Riddick vs Dracula would be a cool title.


----------



## Rukia (Mar 26, 2013)

Are they bringing back Jack?  Thought she was way more interesting than Riddick.


----------



## Tranquil Fury (Mar 26, 2013)

She died if I recall saving Riddick against the Lord Marshal but not sure if this is a prequel, sequel or stand alone.


----------



## Jay. (Apr 1, 2013)

yes, yes, yes, yes


----------



## Sanity Check (May 15, 2013)

new trailer


----------



## MF NaruSimpson (May 15, 2013)

doesn't look like part 2 has been forgotten, which is unfortunate


----------



## Detective (May 15, 2013)

Tremors Meets Snakes On A Planet?


----------



## Mael (May 17, 2013)

This pleases me.


----------



## gumby2ms (Jul 27, 2013)




----------



## Tempproxy (Jul 27, 2013)

Wasn't he meant to be the new overlord to that alien race so what's he doing being hunted again.


----------



## gumby2ms (Jul 27, 2013)

there is a small motion comic describing his time as lord marshal(check riddick wiki). seems infighting leads to him on this crap planet and rest is to be seen.


----------



## Ubereem (Aug 4, 2013)

What happened to his Army at the end of Chronicles?


----------



## MF NaruSimpson (Aug 4, 2013)

this shit looks terrible even in the preview.  part 2 was so bad it killed the franchise for me


----------



## butcher50 (Aug 4, 2013)

Ubereem said:


> What happened to his Army at the end of Chronicles?

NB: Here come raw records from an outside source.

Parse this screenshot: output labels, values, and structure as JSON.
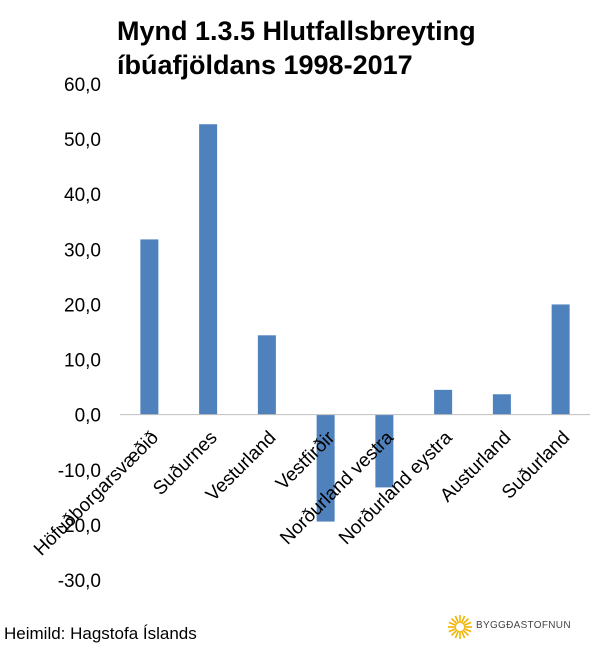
{
  "chart_data": {
    "type": "bar",
    "title": "Mynd 1.3.5 Hlutfallsbreyting íbúafjöldans 1998-2017",
    "title_lines": [
      "Mynd 1.3.5 Hlutfallsbreyting",
      "íbúafjöldans 1998-2017"
    ],
    "categories": [
      "Höfuðborgarsvæðið",
      "Suðurnes",
      "Vesturland",
      "Vestfirðir",
      "Norðurland vestra",
      "Norðurland eystra",
      "Austurland",
      "Suðurland"
    ],
    "values": [
      31.8,
      52.7,
      14.4,
      -19.4,
      -13.2,
      4.5,
      3.7,
      20.0
    ],
    "y_ticks": [
      "60,0",
      "50,0",
      "40,0",
      "30,0",
      "20,0",
      "10,0",
      "0,0",
      "-10,0",
      "-20,0",
      "-30,0"
    ],
    "ylim": [
      -30,
      60
    ],
    "grid": false,
    "legend": "none",
    "bar_color": "#4f81bd"
  },
  "source": "Heimild: Hagstofa Íslands",
  "logo": {
    "text": "BYGGÐASTOFNUN",
    "icon": "sunburst-icon",
    "color": "#f0b400"
  }
}
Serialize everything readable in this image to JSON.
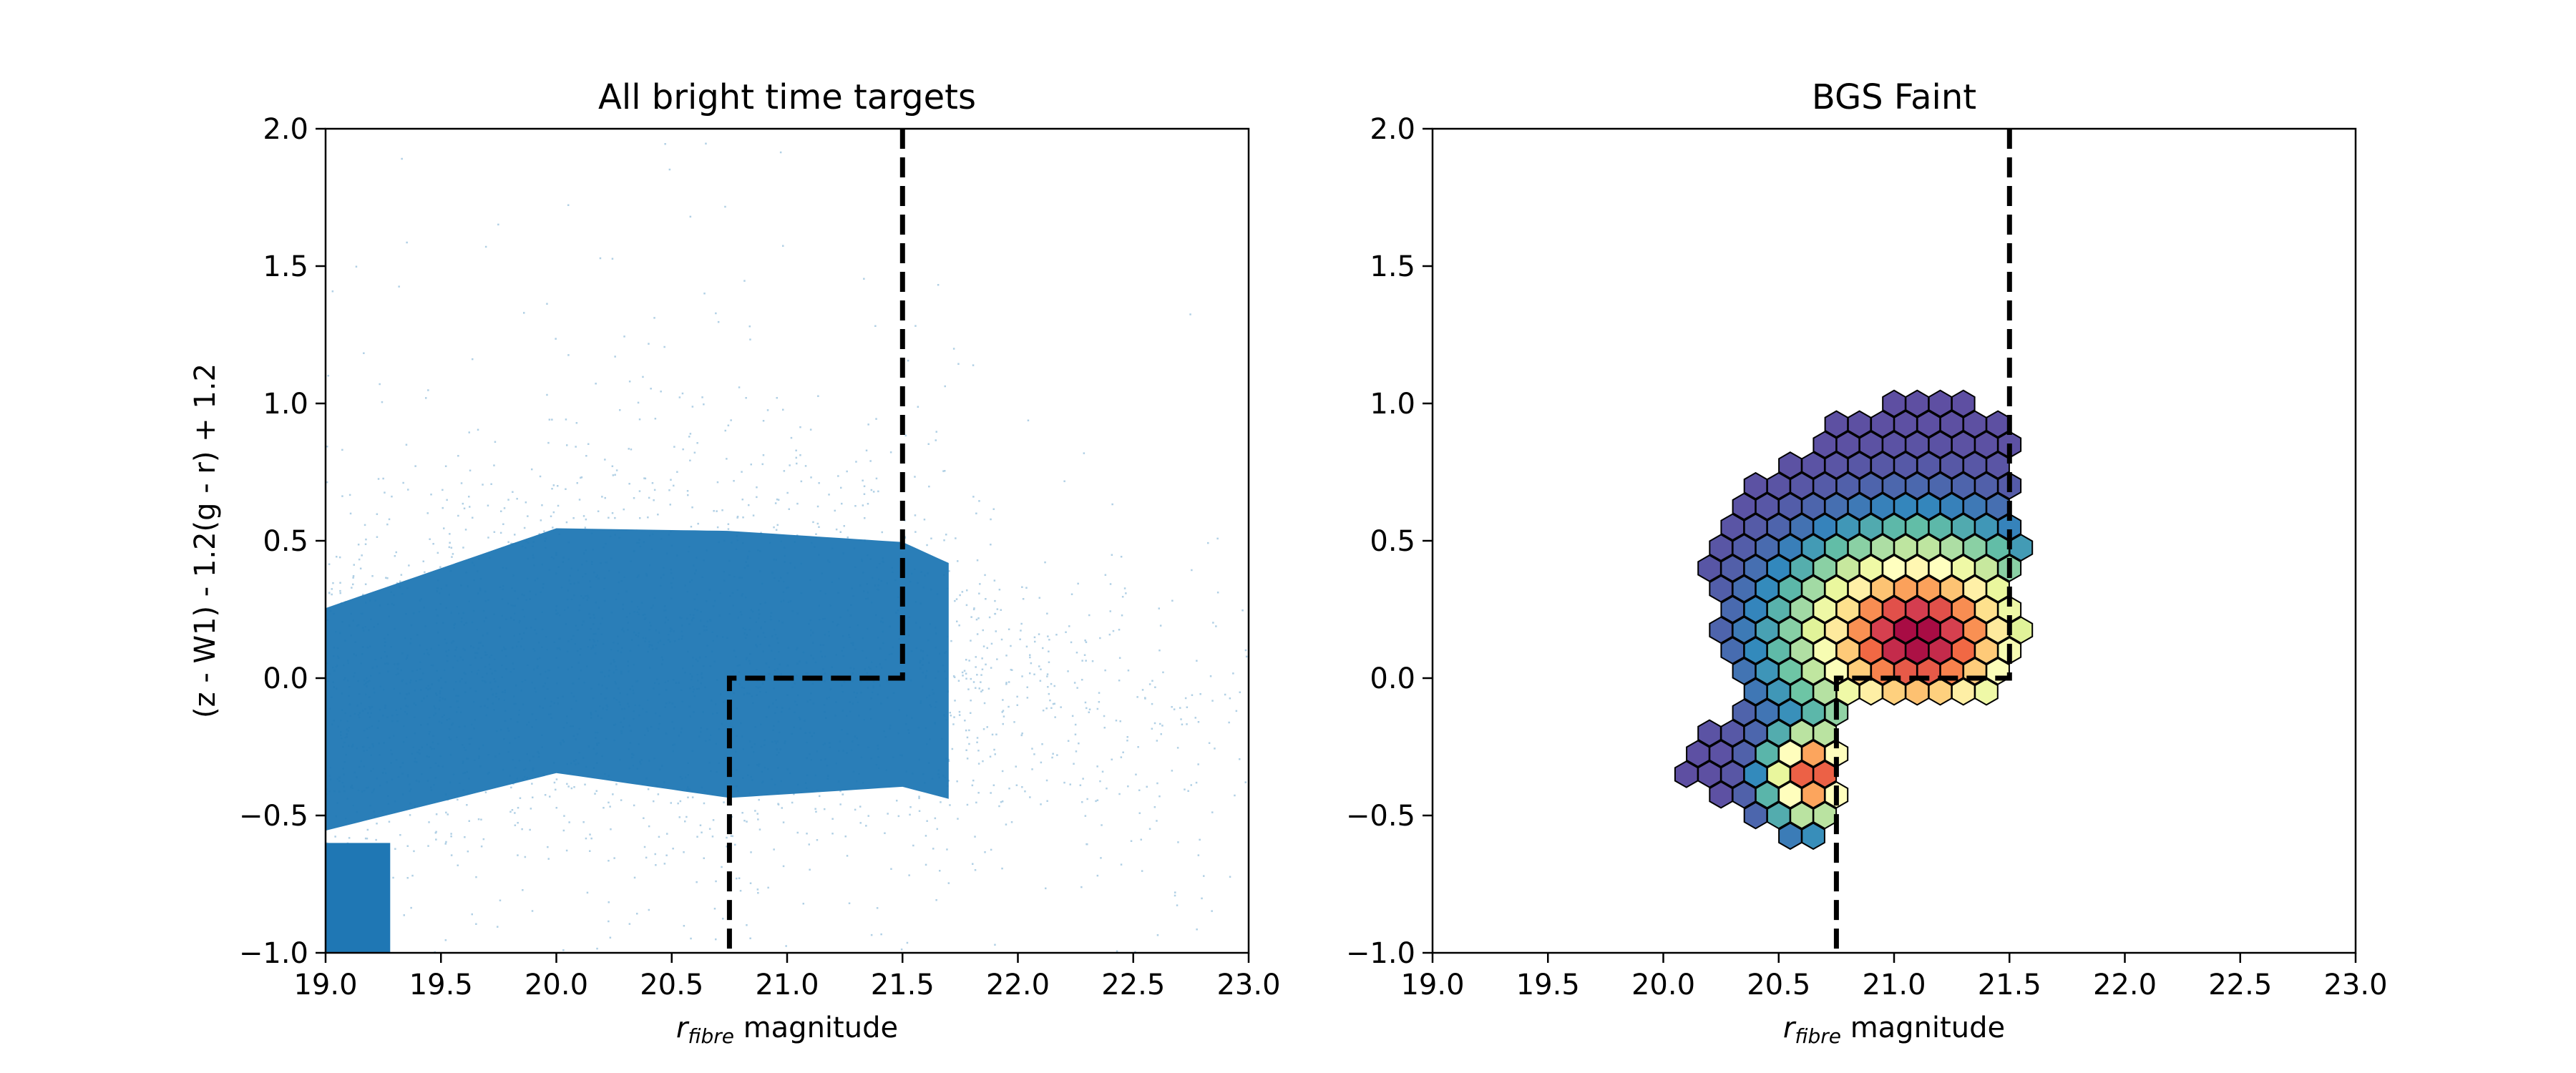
{
  "figure": {
    "background": "#ffffff"
  },
  "chart_data": [
    {
      "type": "scatter",
      "title": "All bright time targets",
      "xlabel_main": "r",
      "xlabel_sub": "fibre",
      "xlabel_rest": " magnitude",
      "ylabel": "(z - W1) - 1.2(g - r) + 1.2",
      "xlim": [
        19.0,
        23.0
      ],
      "ylim": [
        -1.0,
        2.0
      ],
      "xticks": [
        "19.0",
        "19.5",
        "20.0",
        "20.5",
        "21.0",
        "21.5",
        "22.0",
        "22.5",
        "23.0"
      ],
      "yticks": [
        "−1.0",
        "−0.5",
        "0.0",
        "0.5",
        "1.0",
        "1.5",
        "2.0"
      ],
      "point_color": "#1f77b4",
      "density_model": {
        "ridge": [
          {
            "x": 19.0,
            "y": -0.15,
            "spread": 0.3,
            "weight": 1.0
          },
          {
            "x": 20.0,
            "y": 0.1,
            "spread": 0.33,
            "weight": 1.0
          },
          {
            "x": 20.75,
            "y": 0.05,
            "spread": 0.36,
            "weight": 1.0
          },
          {
            "x": 21.5,
            "y": 0.05,
            "spread": 0.33,
            "weight": 0.75
          },
          {
            "x": 22.0,
            "y": -0.1,
            "spread": 0.3,
            "weight": 0.3
          },
          {
            "x": 23.0,
            "y": -0.2,
            "spread": 0.3,
            "weight": 0.05
          }
        ],
        "saturated_block": {
          "x": [
            19.0,
            19.28
          ],
          "y": [
            -1.0,
            -0.6
          ]
        }
      },
      "boundary": {
        "style": "dashed",
        "color": "#000000",
        "points": [
          [
            21.5,
            2.0
          ],
          [
            21.5,
            0.0
          ],
          [
            20.75,
            0.0
          ],
          [
            20.75,
            -1.0
          ]
        ]
      }
    },
    {
      "type": "heatmap",
      "subtype": "hexbin",
      "title": "BGS Faint",
      "xlabel_main": "r",
      "xlabel_sub": "fibre",
      "xlabel_rest": " magnitude",
      "ylabel": "",
      "xlim": [
        19.0,
        23.0
      ],
      "ylim": [
        -1.0,
        2.0
      ],
      "xticks": [
        "19.0",
        "19.5",
        "20.0",
        "20.5",
        "21.0",
        "21.5",
        "22.0",
        "22.5",
        "23.0"
      ],
      "yticks": [
        "−1.0",
        "−0.5",
        "0.0",
        "0.5",
        "1.0",
        "1.5",
        "2.0"
      ],
      "colormap": "Spectral_r",
      "colormap_stops": [
        "#5e4fa2",
        "#3288bd",
        "#66c2a5",
        "#abdda4",
        "#e6f598",
        "#ffffbf",
        "#fee08b",
        "#fdae61",
        "#f46d43",
        "#d53e4f",
        "#9e0142"
      ],
      "hex_edge_color": "#000000",
      "hex_step_x": 0.1,
      "hex_step_y": 0.075,
      "hex_rows": [
        {
          "y": 1.0,
          "x": [
            21.0,
            21.1,
            21.2,
            21.3
          ]
        },
        {
          "y": 0.925,
          "x": [
            20.75,
            20.85,
            20.95,
            21.05,
            21.15,
            21.25,
            21.35,
            21.45
          ]
        },
        {
          "y": 0.85,
          "x": [
            20.7,
            20.8,
            20.9,
            21.0,
            21.1,
            21.2,
            21.3,
            21.4,
            21.5
          ]
        },
        {
          "y": 0.775,
          "x": [
            20.55,
            20.65,
            20.75,
            20.85,
            20.95,
            21.05,
            21.15,
            21.25,
            21.35,
            21.45
          ]
        },
        {
          "y": 0.7,
          "x": [
            20.4,
            20.5,
            20.6,
            20.7,
            20.8,
            20.9,
            21.0,
            21.1,
            21.2,
            21.3,
            21.4,
            21.5
          ]
        },
        {
          "y": 0.625,
          "x": [
            20.35,
            20.45,
            20.55,
            20.65,
            20.75,
            20.85,
            20.95,
            21.05,
            21.15,
            21.25,
            21.35,
            21.45
          ]
        },
        {
          "y": 0.55,
          "x": [
            20.3,
            20.4,
            20.5,
            20.6,
            20.7,
            20.8,
            20.9,
            21.0,
            21.1,
            21.2,
            21.3,
            21.4,
            21.5
          ]
        },
        {
          "y": 0.475,
          "x": [
            20.25,
            20.35,
            20.45,
            20.55,
            20.65,
            20.75,
            20.85,
            20.95,
            21.05,
            21.15,
            21.25,
            21.35,
            21.45,
            21.55
          ]
        },
        {
          "y": 0.4,
          "x": [
            20.2,
            20.3,
            20.4,
            20.5,
            20.6,
            20.7,
            20.8,
            20.9,
            21.0,
            21.1,
            21.2,
            21.3,
            21.4,
            21.5
          ]
        },
        {
          "y": 0.325,
          "x": [
            20.25,
            20.35,
            20.45,
            20.55,
            20.65,
            20.75,
            20.85,
            20.95,
            21.05,
            21.15,
            21.25,
            21.35,
            21.45
          ]
        },
        {
          "y": 0.25,
          "x": [
            20.3,
            20.4,
            20.5,
            20.6,
            20.7,
            20.8,
            20.9,
            21.0,
            21.1,
            21.2,
            21.3,
            21.4,
            21.5
          ]
        },
        {
          "y": 0.175,
          "x": [
            20.25,
            20.35,
            20.45,
            20.55,
            20.65,
            20.75,
            20.85,
            20.95,
            21.05,
            21.15,
            21.25,
            21.35,
            21.45,
            21.55
          ]
        },
        {
          "y": 0.1,
          "x": [
            20.3,
            20.4,
            20.5,
            20.6,
            20.7,
            20.8,
            20.9,
            21.0,
            21.1,
            21.2,
            21.3,
            21.4,
            21.5
          ]
        },
        {
          "y": 0.025,
          "x": [
            20.35,
            20.45,
            20.55,
            20.65,
            20.75,
            20.85,
            20.95,
            21.05,
            21.15,
            21.25,
            21.35,
            21.45
          ]
        },
        {
          "y": -0.05,
          "x": [
            20.4,
            20.5,
            20.6,
            20.7,
            20.8,
            20.9,
            21.0,
            21.1,
            21.2,
            21.3,
            21.4
          ]
        },
        {
          "y": -0.125,
          "x": [
            20.35,
            20.45,
            20.55,
            20.65,
            20.75
          ]
        },
        {
          "y": -0.2,
          "x": [
            20.2,
            20.3,
            20.4,
            20.5,
            20.6,
            20.7
          ]
        },
        {
          "y": -0.275,
          "x": [
            20.15,
            20.25,
            20.35,
            20.45,
            20.55,
            20.65,
            20.75
          ]
        },
        {
          "y": -0.35,
          "x": [
            20.1,
            20.2,
            20.3,
            20.4,
            20.5,
            20.6,
            20.7
          ]
        },
        {
          "y": -0.425,
          "x": [
            20.25,
            20.35,
            20.45,
            20.55,
            20.65,
            20.75
          ]
        },
        {
          "y": -0.5,
          "x": [
            20.4,
            20.5,
            20.6,
            20.7
          ]
        },
        {
          "y": -0.575,
          "x": [
            20.55,
            20.65
          ]
        }
      ],
      "density_peaks": [
        {
          "x": 21.1,
          "y": 0.15,
          "sx": 0.33,
          "sy": 0.22,
          "amp": 1.0
        },
        {
          "x": 20.65,
          "y": -0.35,
          "sx": 0.12,
          "sy": 0.11,
          "amp": 0.9
        }
      ],
      "boundary": {
        "style": "dashed",
        "color": "#000000",
        "points": [
          [
            21.5,
            2.0
          ],
          [
            21.5,
            0.0
          ],
          [
            20.75,
            0.0
          ],
          [
            20.75,
            -1.0
          ]
        ]
      }
    }
  ]
}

[YOUTUBE]http://www.youtube.com/watch?v=xdP2IWkFV7k[/YOUTUBE]

_
"it's always the punch you don't see coming that puts you down"_


----------



## Sanity Check (Sep 10, 2013)

...

9.5 / 10.

.


----------



## The Big G (Sep 10, 2013)

Katee Sackhoff has a nice sideboob


----------



## Rukia (Sep 10, 2013)

Scary how underrated Riddick is on this board.


----------



## Aging Boner (Sep 10, 2013)

better than most of the shit that came out this summer.


----------



## gumby2ms (Sep 10, 2013)

i actually liked it. some was derivitive but the amount of new shit they had present had to be acknowledged. the amount of merc story building through all the games and movies is interesting. no wonder the next game is gonna be merc based. reminds em of good old days of mercenaries. still miles better then FF and RE who spout out endless movies of far thinner plots.


----------



## Rukia (Sep 10, 2013)

Aging Boner said:


> better than most of the shit that came out this summer.


tell me about it.  Iron Man 3 set cinema back a decade!  That film was a disaster.


----------



## Muah (Sep 10, 2013)

New movie wasn't that good.


----------



## Aging Boner (Sep 10, 2013)

Rukia said:


> tell me about it.  Iron Man 3 set cinema back a decade!  That film was a disaster.



at the very least IM3 was memorable in that regard...I can hardly remember anything else I watched this summer. 

The so called summer blockbusters this year were all around either terrible or completely forgettable...I don't know which is the bigger sin tbh.


----------



## Swarmy (Sep 11, 2013)

I have to say I was really impressed by the creatures design, they were far more fearce than the ones in Pitch Black.


----------